Tom Utley's column in the Daily Mail reflects a view I've shared on several occasions (see Paulo's Abba Party). We older white folk are definitely an oppressed minority now. We are completely under-represented in film, television, and news broadcasts, except for the wrong reasons (usually as victims of youthful violence). I firmly believe we should see a TV series on 100 people who changed the world later in their lives, to complement those series of success because they were women or people of colour.


A comment from Lucy: 
I am part of the ginger minority of the world! We are underrepresented in film and screen. It is no longer legally acceptable to verbally abuse people based on their gender, race, sexuality or age and rightly so. Yet ginger people receive hateful abuse every day, especially in schools, and nothing is done! I know so many kids who are tortured at school for having red hair. My friend’s son was kicked and hit at secondary school every day with little or no intervention from the teachers. He was called a ginger c#%! daily. Our hair and skin is so much a part of our identity. Imagine the outrage if this had been abuse targeted towards black skin or any other minority. So yes, I am part of the ginger minority and I am considering setting up a ginger manifesto to protect future school kids with red hair from receiving such horrific abuse that others are now protected from by society and law.

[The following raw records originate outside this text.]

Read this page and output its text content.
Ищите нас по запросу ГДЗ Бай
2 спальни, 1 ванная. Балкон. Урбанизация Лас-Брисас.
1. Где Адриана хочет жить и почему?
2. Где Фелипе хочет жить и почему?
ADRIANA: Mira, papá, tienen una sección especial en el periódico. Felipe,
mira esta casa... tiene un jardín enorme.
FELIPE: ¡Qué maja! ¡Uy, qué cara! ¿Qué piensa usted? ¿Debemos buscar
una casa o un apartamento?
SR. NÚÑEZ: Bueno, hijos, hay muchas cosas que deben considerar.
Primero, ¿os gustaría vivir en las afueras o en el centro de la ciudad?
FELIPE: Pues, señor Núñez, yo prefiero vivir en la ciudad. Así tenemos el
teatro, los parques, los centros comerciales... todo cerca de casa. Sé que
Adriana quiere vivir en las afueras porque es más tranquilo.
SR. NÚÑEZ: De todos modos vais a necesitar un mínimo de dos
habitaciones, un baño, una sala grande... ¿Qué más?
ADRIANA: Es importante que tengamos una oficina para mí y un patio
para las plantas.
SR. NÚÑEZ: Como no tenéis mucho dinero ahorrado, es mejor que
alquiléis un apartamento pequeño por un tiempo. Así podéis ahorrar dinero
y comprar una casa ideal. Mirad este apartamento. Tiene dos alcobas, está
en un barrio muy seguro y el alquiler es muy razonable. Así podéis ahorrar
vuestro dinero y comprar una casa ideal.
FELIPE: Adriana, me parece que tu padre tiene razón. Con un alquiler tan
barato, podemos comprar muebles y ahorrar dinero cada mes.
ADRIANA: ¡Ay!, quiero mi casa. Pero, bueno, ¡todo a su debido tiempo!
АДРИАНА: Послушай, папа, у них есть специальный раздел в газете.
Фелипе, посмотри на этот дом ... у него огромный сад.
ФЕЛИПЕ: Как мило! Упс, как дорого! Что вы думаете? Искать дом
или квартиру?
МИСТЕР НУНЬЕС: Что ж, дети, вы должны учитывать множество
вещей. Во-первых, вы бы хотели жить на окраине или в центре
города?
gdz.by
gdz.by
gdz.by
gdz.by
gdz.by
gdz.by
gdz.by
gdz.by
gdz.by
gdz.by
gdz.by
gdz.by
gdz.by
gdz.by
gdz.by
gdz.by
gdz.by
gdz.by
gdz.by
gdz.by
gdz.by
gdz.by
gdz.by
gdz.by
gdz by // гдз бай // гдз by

Please add a comment if you feel part of a neglected community
(regret Google can't seem to get their blog comments to work)
Mail comments to: grandad.john@2from.com


Tuesday, 1 January 2019

New Year's Day

It is the first day of the year. I sat wondering what to put into the blog, when a fantastic message arrived from my grandson, Luke. He is the first one to respond to me request for comments, and he has sent such a good message, I feel that my blog has been written for me.

I saw in your blog a request for special memories of 2018 in your blog the other day, and I've been pondering upon it for a few days.

If you were to look at the news across the year, 2018 has been a shockingly atrocious year. It will be remembered for the Brexit shambles going on, worries about the economy, murders and the Royal Family becoming more a media circus. However despite the wider country deciding that this year has been a shambles, there were some positives for me to take from this year. There was the amazing World Cup run England embarked on earlier in the year. I performed in my school talent show this year, which is a standout memory. I really enjoyed my visit to Lanzarote, visiting the volcano on the island and some of it's unique surroundings. And how could I possibly forget my birthday weekend! What a party!

The thing is that a lot of 2018 won't be remembered by large memories. When remembering the good memories of 2018, I'll probably be just having a conversation with someone and suddenly they'll pop up, or I'll just be lying in bed and suddenly a small smile will pop on my face and I'll think "I remember that". And that's the gist I've got from this year. It's been quite a tiring year, because it's been so repetitive. I can't speak for everyone else, these are just my general opinions on the previous 364 days, but for a while now I've just been getting the impression that next year is going to be a better year (not that 2018 has been bad to me), and I hope that I'm right. But can anyone see into the future? And would anyone really want to?

-Luke

Thank you Luke! We had son Matthew with his partner Rosie and her mum Anne staying to celebrate New Year's Eve, with Matthew first-footing, so we hope for greater things and better news than the past 12 months have brought us. But, Luke is so right. We cannot see into the future, and would we really want to? As always, we can only find strength to face whatever may be thrown at us.

Best wishes and a Joyful New Year to each and everyone of you!!